Of course, this is all a bit complicated, so the library provides utilities that do all of this encoding and decoding for you:

scale = 2^35
Tscale = FixedRational{scale}
Tscalesq = FixedRational{Int128(scale)^2}

plain1 = CKKSEncoding{Tscale}(zero(plaintext_space(ckksp)))
plain1 .= OffsetArray(LinRange(0.0, 2.0, 2048), 0:2047)

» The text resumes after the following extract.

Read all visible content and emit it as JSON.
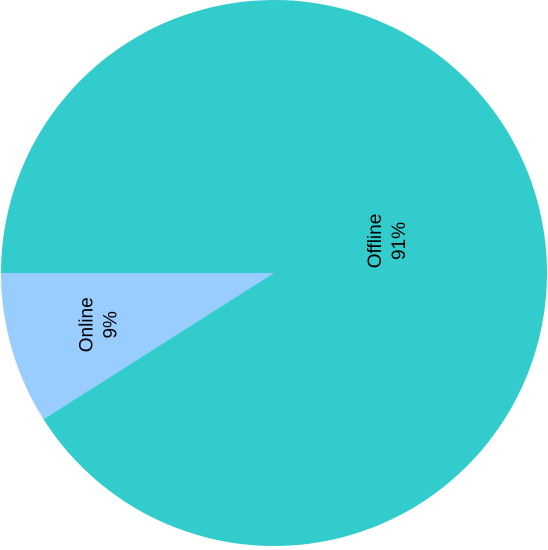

plain2 = CKKSEncoding{Tscale}(zero(plaintext_space(ckksp)))
plain2 .= 2.0

c1, c2 = encrypt.(kp, (plain1, plain2))
y = c1*c2
CKKSEncoding{Tscalesq}(decrypt(kp, y))

Rescaling by modswitch

TODO

Summary

So that's it. It is often stated the the plaintext space of CKKS is $\mathbb{C}^{n/2}$, which is not wrong of course, but by itself also doesn't grant much insight. Having gone through this construction, we see that arriving at the CKKS construction is quite natural when one sits down and attempts to do arithmetic on encrypted reals. Let us Nevertheless recall the two core ideas: - Using the otherwise unused noise bits in exchange for a noisy output (but recovering lots of intermediate precision). - Doing the FFT in the complex domain instead of the finite field to get improved noise properties.